In the first experiment,
19 subjects were scanned in four game sessions designed to observe neural
function during cooperation and non-cooperation during both human interactions
(social) and interactions with a computer (non-social). The results
of the first experiment revealed different patterns of neural activation
depending on whether the playing partner was identified as a human or
a computer. In the second experiment, 17 subjects were scanned during
three game sessions, focusing specifically on human interaction.
Mutual cooperation was the
most common outcome in games played with presumed human partners in
both experiments, even though a player was maximally rewarded for defecting
when the other player cooperated. During the mutually cooperative social
interactions, activation was noted in those areas of the brain that
are linked to reward processing: the nucleus accumbens, the caudate
nucleus, ventromedial frontal/orbitofrontal cortex and rostral anterior
cingulate cortex.
"Our study shows, for the
first time, that social cooperation is intrinsically rewarding to the
human brain, even in the face of pressures to the contrary, " said Gregory
S. Berns, M.D., Ph.D., co-investigator and associate professor of psychiatry
in the Emory University School of Medicine Department of Psychiatry
and Behavioral Sciences and member of the CBN. "It suggests that the
altruistic drive to cooperate is biologically embedded-- either genetically
programmed or acquired through socialization during childhood and adolescence."

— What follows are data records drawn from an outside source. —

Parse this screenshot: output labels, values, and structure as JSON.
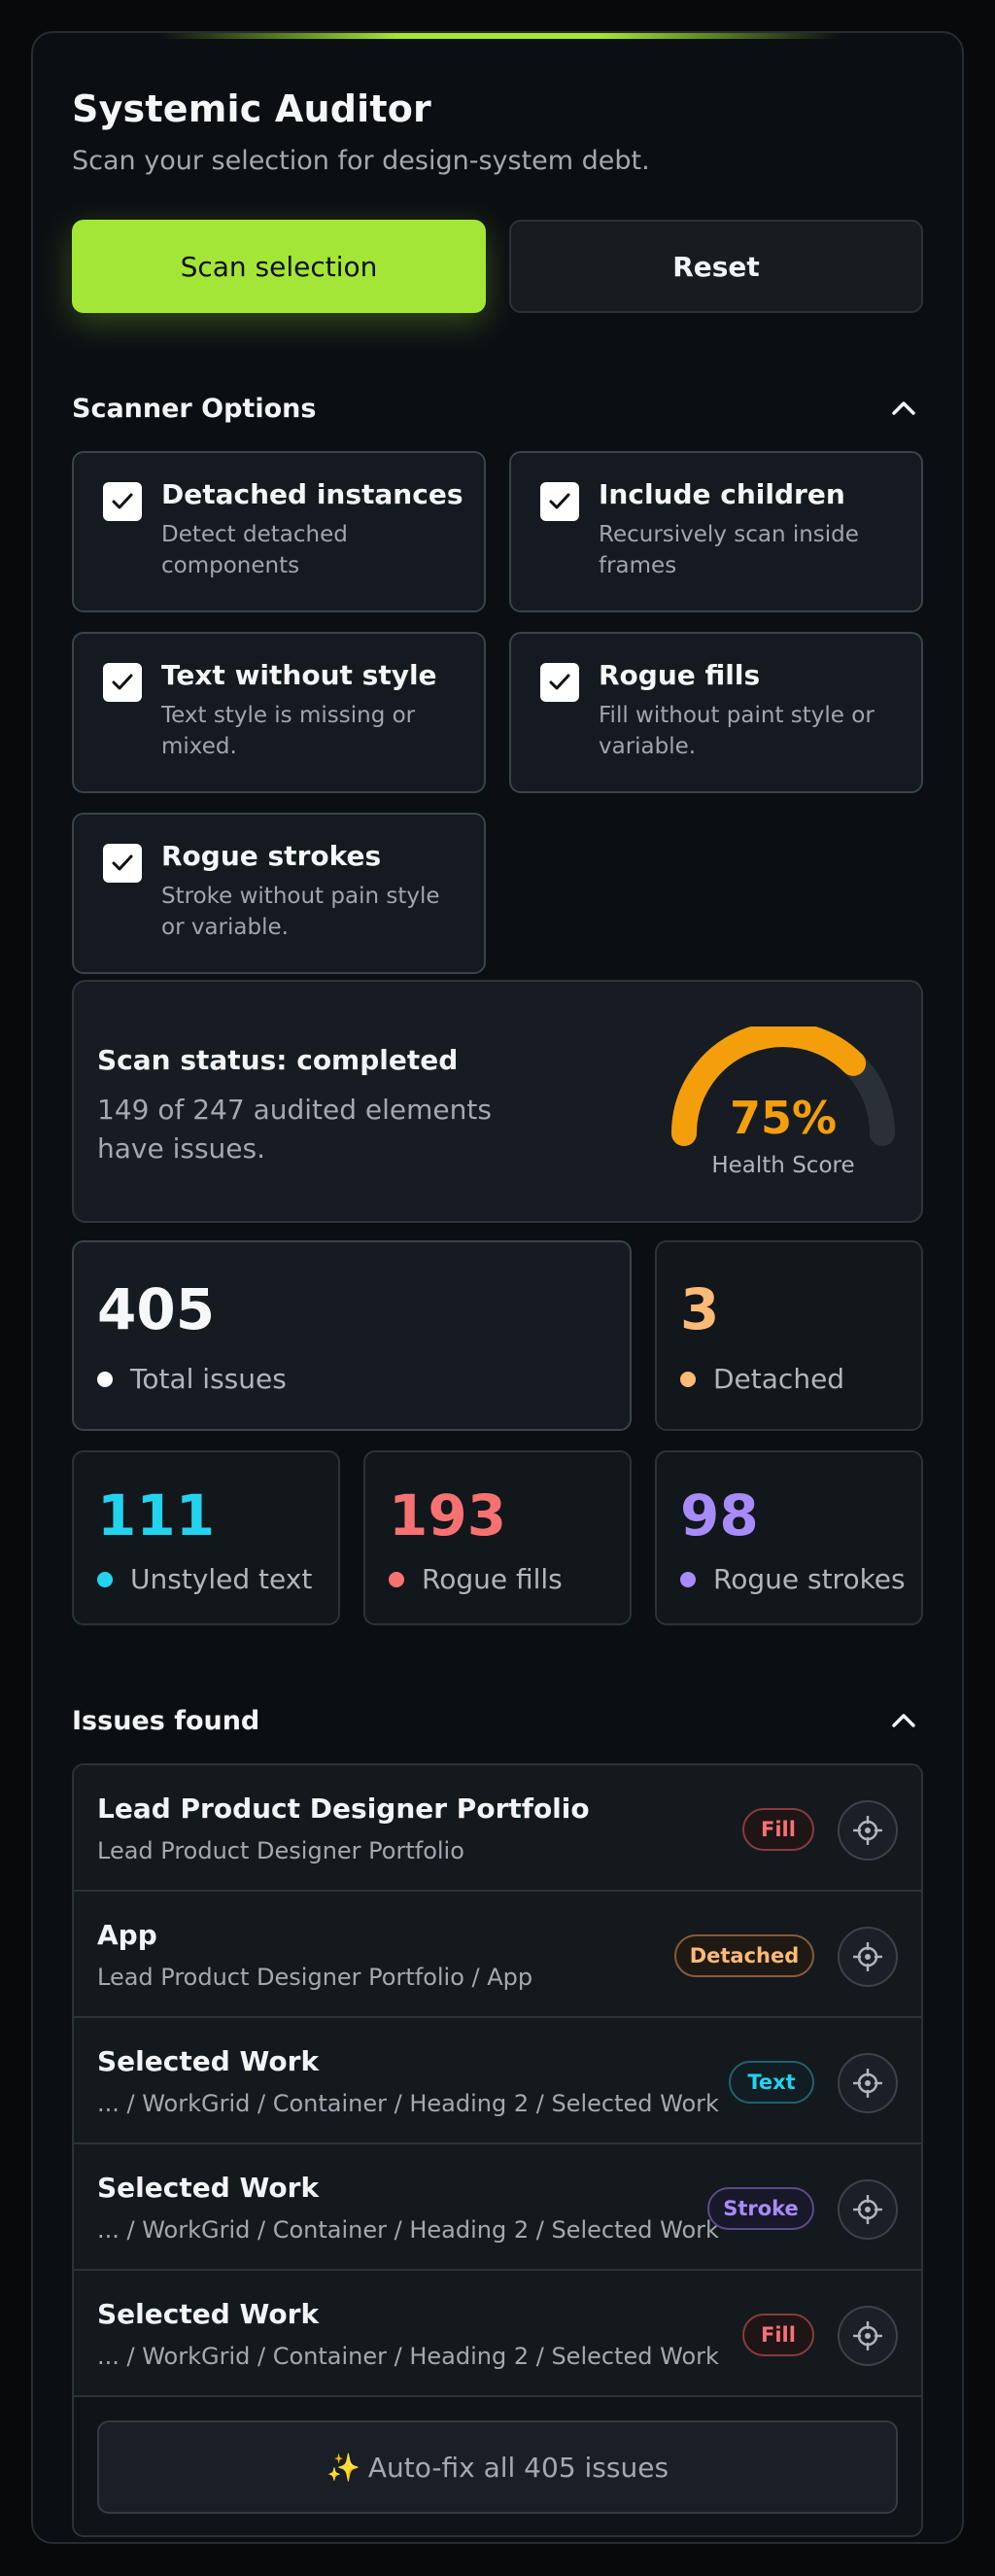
{
  "app": {
    "title": "Systemic Auditor",
    "subtitle": "Scan your selection for design-system debt."
  },
  "actions": {
    "scan_label": "Scan selection",
    "reset_label": "Reset"
  },
  "scanner_options": {
    "title": "Scanner Options",
    "items": [
      {
        "label": "Detached instances",
        "description": "Detect detached components",
        "checked": true
      },
      {
        "label": "Include children",
        "description": "Recursively scan inside frames",
        "checked": true
      },
      {
        "label": "Text without style",
        "description": "Text style is missing or mixed.",
        "checked": true
      },
      {
        "label": "Rogue fills",
        "description": "Fill without paint style or variable.",
        "checked": true
      },
      {
        "label": "Rogue strokes",
        "description": "Stroke without pain style or variable.",
        "checked": true
      }
    ]
  },
  "status": {
    "title": "Scan status: completed",
    "description": "149 of 247 audited elements have issues.",
    "health_score": "75%",
    "health_value": 0.75,
    "health_label": "Health Score",
    "gauge_color": "#f59e0b"
  },
  "stats": {
    "total": {
      "value": "405",
      "label": "Total issues",
      "color": "#ffffff"
    },
    "detached": {
      "value": "3",
      "label": "Detached",
      "color": "#fdba74"
    },
    "unstyled_text": {
      "value": "111",
      "label": "Unstyled text",
      "color": "#22d3ee"
    },
    "rogue_fills": {
      "value": "193",
      "label": "Rogue fills",
      "color": "#f87171"
    },
    "rogue_strokes": {
      "value": "98",
      "label": "Rogue strokes",
      "color": "#a78bfa"
    }
  },
  "issues": {
    "title": "Issues found",
    "rows": [
      {
        "name": "Lead Product Designer Portfolio",
        "path": "Lead Product Designer Portfolio",
        "badge": "Fill",
        "badge_color": "#f87171"
      },
      {
        "name": "App",
        "path": "Lead Product Designer Portfolio / App",
        "badge": "Detached",
        "badge_color": "#fdba74"
      },
      {
        "name": "Selected Work",
        "path": "... / WorkGrid / Container / Heading 2 / Selected Work",
        "badge": "Text",
        "badge_color": "#22d3ee"
      },
      {
        "name": "Selected Work",
        "path": "... / WorkGrid / Container / Heading 2 / Selected Work",
        "badge": "Stroke",
        "badge_color": "#a78bfa"
      },
      {
        "name": "Selected Work",
        "path": "... / WorkGrid / Container / Heading 2 / Selected Work",
        "badge": "Fill",
        "badge_color": "#f87171"
      }
    ],
    "autofix_icon": "✨",
    "autofix_label": "Auto-fix all 405 issues"
  },
  "colors": {
    "accent": "#a3e635",
    "background": "#07090b",
    "panel": "#0b0f13"
  }
}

"Reciprocal altruism activates
a reward circuit, and this activation may often be sufficiently reinforcing
to override subsequent temptations to accept but not reciprocate altruism.
This may be what motivates us to persist with cooperative social interactions
and reap the benefits of sustained mutual cooperation," said Dr. Rilling.
"The combination of game
behavior and functional brain imaging also provides a unique paradigm
to explore the neural basis of social behavioral disorders such as autism,
drug addiction and sociopathy, that are characterized by deficits in
social reciprocity, impulse regulation, or social reward processing,"
adds Clint Kilts, Ph.D., co-investigator and associate professor of
psychiatry at Emory. "It defines the most complex form of the human
genesis of a social bond. It may help us define why wars are fought
and loves are lost."
The study was sponsored by
the Markey Center for Neurological Sciences Fellowship, National Institute
on Drug Abuse (NIDA), National Institutes of Mental Health (NIMH) and
National Alliance for Research on Schizophrenia and Depression (NARSAD).
Other Emory researchers involved in the study were David A. Gutman,
Thorsten R. Zeh, and Giuseppe Pagnoni, Ph.D.